The harder part is finding ways to adjust your spending so that your fixed costs can come down.

First, look at your bills. Are you being overcharged anywhere? Can you switch providers? In deregulated markets, shopping around for a new power provider can reduce energy costs significantly. For example, across the border to our north, companies like Just Energy in Alberta track current provider rates and services to help residents find the best deals. The U.S., with a few exceptions is a fixed market (though some states have deregulated their energy industries), so you might not be able to shop around, but you can take steps to make sure that your power provider (or water, gas, cable, phone, etc) isn’t overcharging you.

Now look at your habits. For example, most people can reduce their showering time by quite a lot (giving up long hot showers isn’t as painful as you think).
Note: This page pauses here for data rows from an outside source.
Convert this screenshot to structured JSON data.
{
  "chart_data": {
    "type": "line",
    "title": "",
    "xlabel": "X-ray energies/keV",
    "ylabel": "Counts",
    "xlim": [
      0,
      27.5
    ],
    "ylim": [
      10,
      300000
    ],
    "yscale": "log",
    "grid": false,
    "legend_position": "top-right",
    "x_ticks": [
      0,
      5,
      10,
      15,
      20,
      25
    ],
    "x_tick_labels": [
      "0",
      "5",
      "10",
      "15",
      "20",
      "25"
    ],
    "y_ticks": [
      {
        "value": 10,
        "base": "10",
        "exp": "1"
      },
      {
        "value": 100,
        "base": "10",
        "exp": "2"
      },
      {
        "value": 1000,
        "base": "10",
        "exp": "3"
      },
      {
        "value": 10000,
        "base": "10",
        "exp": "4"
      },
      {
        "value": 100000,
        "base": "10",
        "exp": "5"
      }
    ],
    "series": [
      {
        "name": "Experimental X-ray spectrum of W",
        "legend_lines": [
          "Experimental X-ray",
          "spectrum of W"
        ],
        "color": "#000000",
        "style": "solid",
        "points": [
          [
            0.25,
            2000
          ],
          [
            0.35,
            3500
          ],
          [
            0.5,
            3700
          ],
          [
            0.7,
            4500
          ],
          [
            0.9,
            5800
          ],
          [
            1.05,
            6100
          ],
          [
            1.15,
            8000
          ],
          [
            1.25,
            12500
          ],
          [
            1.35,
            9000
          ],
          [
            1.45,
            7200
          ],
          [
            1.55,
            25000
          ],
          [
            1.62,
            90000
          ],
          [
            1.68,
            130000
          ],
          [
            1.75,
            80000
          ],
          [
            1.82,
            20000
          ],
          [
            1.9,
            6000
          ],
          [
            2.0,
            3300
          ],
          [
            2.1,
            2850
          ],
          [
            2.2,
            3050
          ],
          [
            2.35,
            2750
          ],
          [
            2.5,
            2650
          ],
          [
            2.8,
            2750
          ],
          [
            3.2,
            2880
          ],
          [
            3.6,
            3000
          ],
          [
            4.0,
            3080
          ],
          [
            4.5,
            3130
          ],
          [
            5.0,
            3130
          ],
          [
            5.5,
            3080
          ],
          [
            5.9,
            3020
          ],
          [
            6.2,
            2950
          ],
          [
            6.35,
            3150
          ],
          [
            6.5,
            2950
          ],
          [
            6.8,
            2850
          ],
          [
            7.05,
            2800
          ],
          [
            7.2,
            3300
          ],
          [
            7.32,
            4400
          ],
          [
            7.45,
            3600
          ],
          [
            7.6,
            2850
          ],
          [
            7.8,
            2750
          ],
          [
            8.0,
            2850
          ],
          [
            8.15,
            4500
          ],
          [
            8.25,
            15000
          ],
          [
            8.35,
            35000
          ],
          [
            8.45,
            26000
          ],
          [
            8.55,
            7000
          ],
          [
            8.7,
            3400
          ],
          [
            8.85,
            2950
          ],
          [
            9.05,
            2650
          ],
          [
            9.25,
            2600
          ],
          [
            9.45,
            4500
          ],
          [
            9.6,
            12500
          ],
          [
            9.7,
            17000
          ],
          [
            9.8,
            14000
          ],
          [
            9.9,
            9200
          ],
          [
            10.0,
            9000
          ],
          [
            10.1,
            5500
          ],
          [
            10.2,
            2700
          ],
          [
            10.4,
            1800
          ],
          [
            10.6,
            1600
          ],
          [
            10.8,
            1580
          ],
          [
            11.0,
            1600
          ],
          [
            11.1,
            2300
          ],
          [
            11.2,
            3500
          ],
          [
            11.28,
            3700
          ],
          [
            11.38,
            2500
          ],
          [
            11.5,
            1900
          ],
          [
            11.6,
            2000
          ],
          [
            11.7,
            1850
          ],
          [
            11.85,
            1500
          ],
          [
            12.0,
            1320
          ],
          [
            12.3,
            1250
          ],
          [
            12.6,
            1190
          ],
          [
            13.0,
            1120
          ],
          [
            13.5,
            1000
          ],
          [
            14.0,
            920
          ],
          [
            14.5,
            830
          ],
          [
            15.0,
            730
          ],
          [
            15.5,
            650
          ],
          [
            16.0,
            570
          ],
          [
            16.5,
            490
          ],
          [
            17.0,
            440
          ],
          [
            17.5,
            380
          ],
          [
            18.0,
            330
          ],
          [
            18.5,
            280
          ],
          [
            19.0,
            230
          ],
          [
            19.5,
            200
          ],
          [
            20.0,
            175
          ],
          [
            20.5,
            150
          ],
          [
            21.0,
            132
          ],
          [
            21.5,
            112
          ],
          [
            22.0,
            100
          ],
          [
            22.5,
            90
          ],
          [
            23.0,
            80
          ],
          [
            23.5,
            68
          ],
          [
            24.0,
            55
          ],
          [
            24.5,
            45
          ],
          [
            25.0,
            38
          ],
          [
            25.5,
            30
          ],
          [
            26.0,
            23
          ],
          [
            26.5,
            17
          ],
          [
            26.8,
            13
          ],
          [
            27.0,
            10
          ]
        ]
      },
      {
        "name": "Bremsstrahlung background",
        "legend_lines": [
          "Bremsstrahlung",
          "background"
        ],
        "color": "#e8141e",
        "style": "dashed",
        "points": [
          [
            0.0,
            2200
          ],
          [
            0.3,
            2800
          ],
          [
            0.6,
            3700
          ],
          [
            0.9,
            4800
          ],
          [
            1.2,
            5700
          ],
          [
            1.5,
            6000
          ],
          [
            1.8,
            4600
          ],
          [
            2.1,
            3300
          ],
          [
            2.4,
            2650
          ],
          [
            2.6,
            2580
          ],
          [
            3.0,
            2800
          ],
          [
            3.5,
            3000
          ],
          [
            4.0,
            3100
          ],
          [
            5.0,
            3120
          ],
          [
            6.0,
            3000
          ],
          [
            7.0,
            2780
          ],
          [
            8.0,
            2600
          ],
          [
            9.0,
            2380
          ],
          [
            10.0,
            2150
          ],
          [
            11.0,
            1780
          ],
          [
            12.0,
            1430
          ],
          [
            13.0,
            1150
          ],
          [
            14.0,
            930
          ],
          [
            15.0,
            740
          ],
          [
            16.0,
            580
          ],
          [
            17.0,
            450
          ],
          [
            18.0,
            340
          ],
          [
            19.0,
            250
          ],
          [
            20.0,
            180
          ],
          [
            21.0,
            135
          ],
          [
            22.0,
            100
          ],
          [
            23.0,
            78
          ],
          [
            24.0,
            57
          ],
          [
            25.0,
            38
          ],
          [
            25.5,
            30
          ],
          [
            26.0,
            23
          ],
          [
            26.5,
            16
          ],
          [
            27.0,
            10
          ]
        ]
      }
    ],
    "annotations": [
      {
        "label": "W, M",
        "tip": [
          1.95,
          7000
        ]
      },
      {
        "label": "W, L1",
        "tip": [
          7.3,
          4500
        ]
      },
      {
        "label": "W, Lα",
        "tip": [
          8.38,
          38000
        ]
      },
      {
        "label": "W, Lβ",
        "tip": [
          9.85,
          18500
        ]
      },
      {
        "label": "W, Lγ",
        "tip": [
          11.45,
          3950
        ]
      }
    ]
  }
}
You can switch out your light bulbs for more power-friendly options. Most of you reading this are well versed in the different methods you can use to reduce your power and utility usage, how much you spend on groceries, how much you spend on personal care, etc. The problem isn’t not knowing what to do. The problem is actually remembering to do it.

A Word About Habit Formation

Forming new habits can be incredibly challenging. Entire books have been written on the subject! The one piece of advice we have here is to manage your expectations. You’re not going to be suddenly perfect once you’ve put together your plan. It will take time for habits to become ingrained. Try making one change every week or so, so that it doesn’t feel so shocking to your system and try to be patient with yourself! You don’t have to be perfect right away!

Whatever you do, don’t give up! It will take time, but if you keep working, you may not be able to eliminate your fixed spending entirely but you can cut it back by quite a lot!